Endlich in Lugo angekommen

Die letzten Tage waren hart. Wir haben die einzelnen Etappen versucht zu optimieren. Dies ist natürlich abhängig von der Möglichkeit zur Übernachtung, Essen zu bekommen oder Lebensmittel einzukaufen. Es ist gelungen die Höhenmeter und die Länge der Etappen konnte, auf kosten von mehr Wandertagen, gekürzt werden. Trotzdem blieben die Hügel zum Überwinden bei 900 – 1100m.

Flache Landschaft wird plötzlich hügelig
Windräder stets auf den höchsten Bergen

Es war trocken, der Wind blies teilweise heftig aber die letzten drei Tage wurde es gegen Mittag recht heiß. Wir sind an vielen Naturstein- Häusern vorbeigekommen. Aber auch an verlassenen und verfallenen. Die religiösen Stätten sind alle verschlossen. Viele werden seit Jahren nicht mehr genutzt.

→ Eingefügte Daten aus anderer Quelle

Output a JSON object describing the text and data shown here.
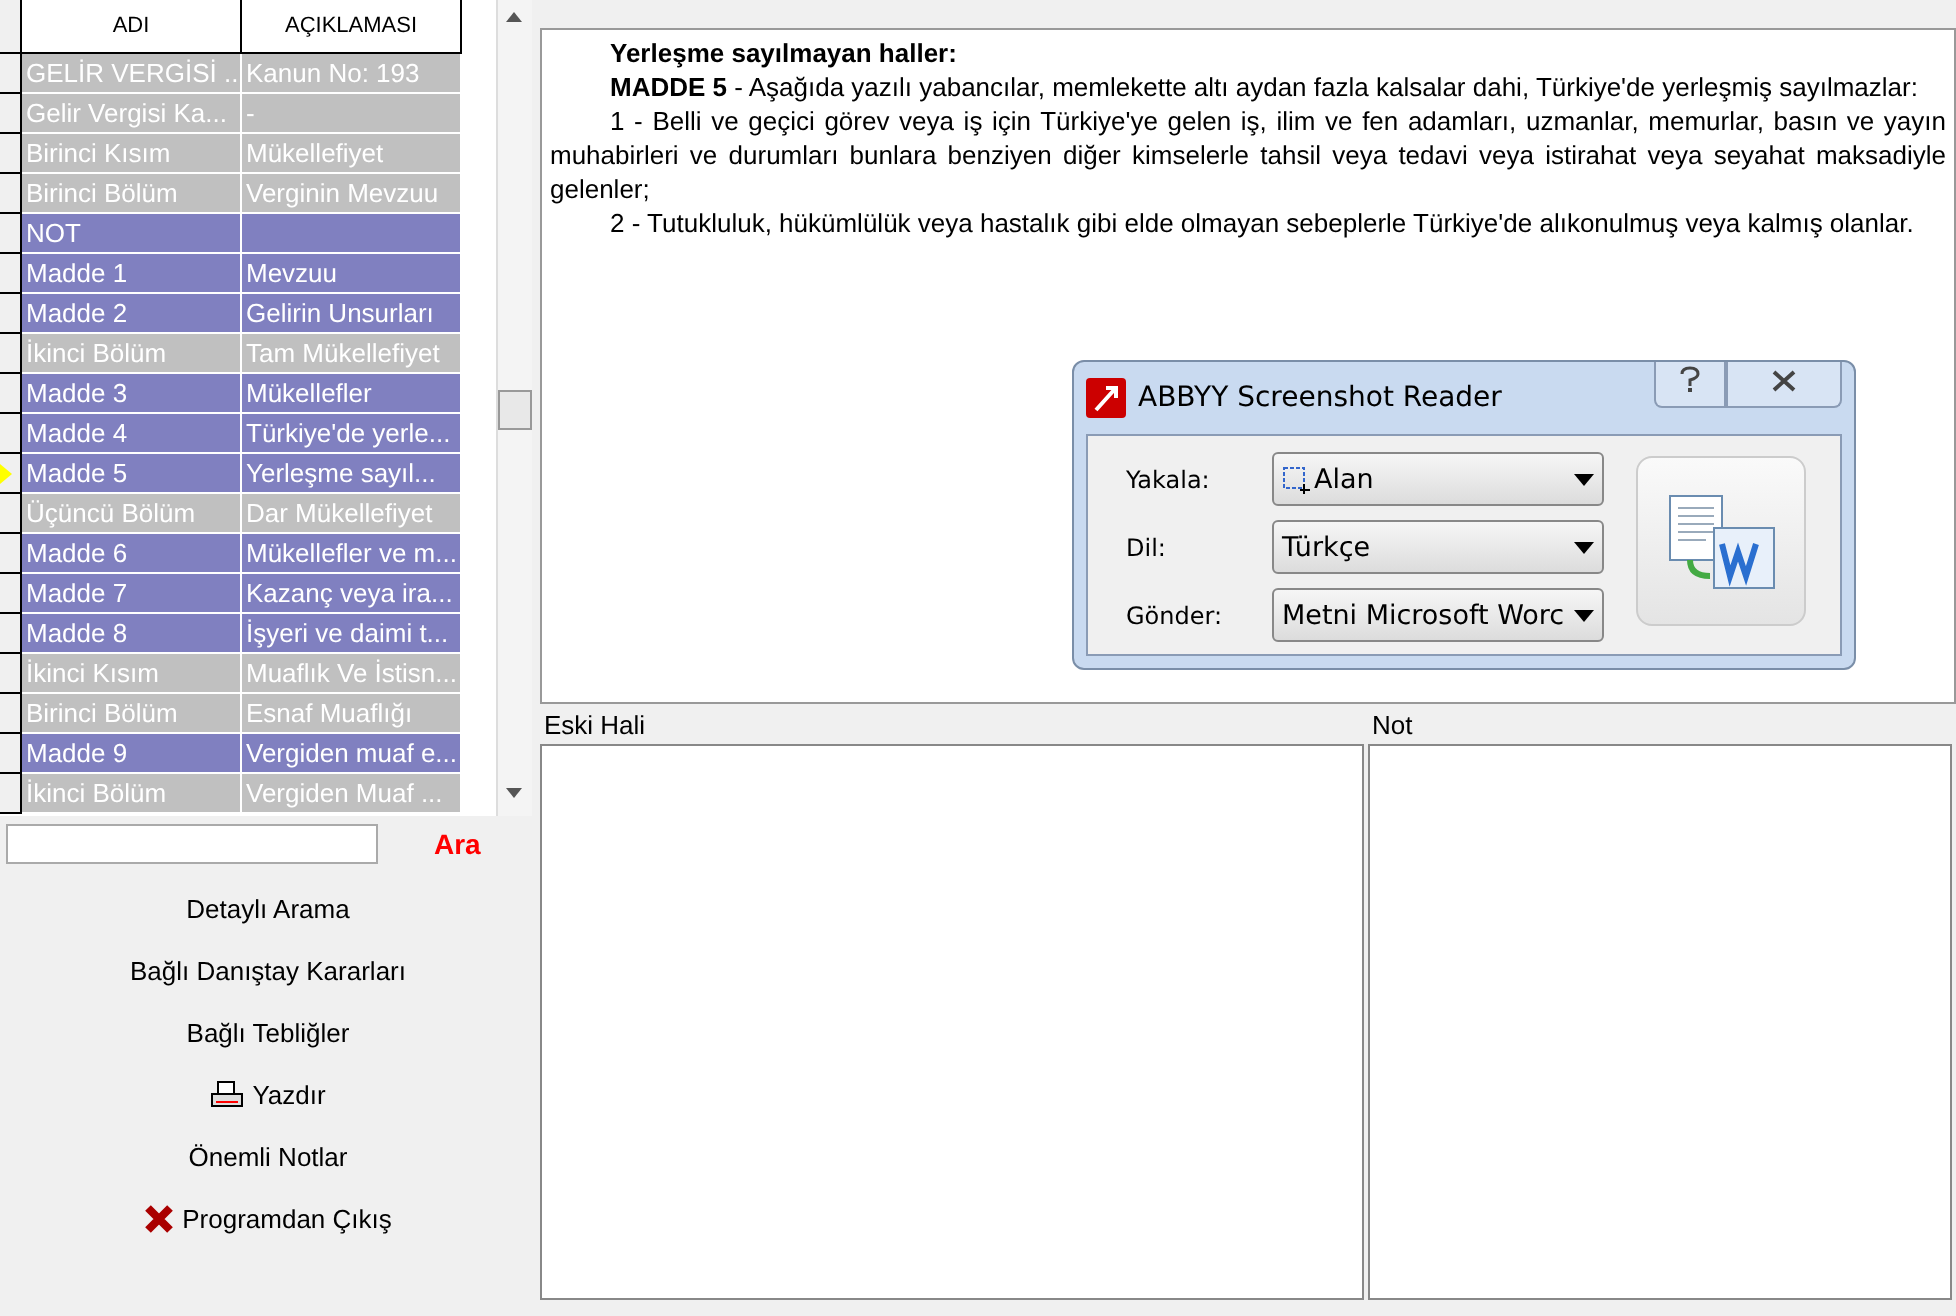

Kapelle am Rande des Weges

Die Menschen sind überaus freundlich. Wir Pelegrinos werden durchaus gerne gesehen. Ein Buen Camino schallt uns sehr oft entgegen.

Exotische Bäume neben Hinweis auf den Camino
Zufahrt zum Haus mit toller Nummer
Monokultur vor Lugo
Wir nähern uns dem Zentrum von Lugo
Je nach Sichtweise: Nur noch oder immer noch 100km bis Santiago de Compostela
Schöne Stadtmauer
Rundweg auf der Stadtmauer
Eindrucksvoller Römer
Die mächtige Kathedrale von Lugo
Zum Nachdenken
Ein Künstler schnitzt Pilger aus Holz

Nach Lugo treffen der Camino Primitivo und der Camino Frances zusammen. Ab jetzt ist großer Auflauf von Pilgern zu erwarten. Wir haben uns, hoch über den Dächern mitten im Zentrum, eine Ferienwohnung genommen. Morgen legen wir ein Erholungstag ein. Heute ist Wäschewaschen, einkaufen und Essen gehen angesagt. Ach, fast hätte ich‘s vergessen unsere Freundin Heide trifft um 21.45 Uhr am Busbahnhof ein. Sie vervollständigt unsere kleine Gruppe und will mindestens bis Santiago de Compostela mitlaufen.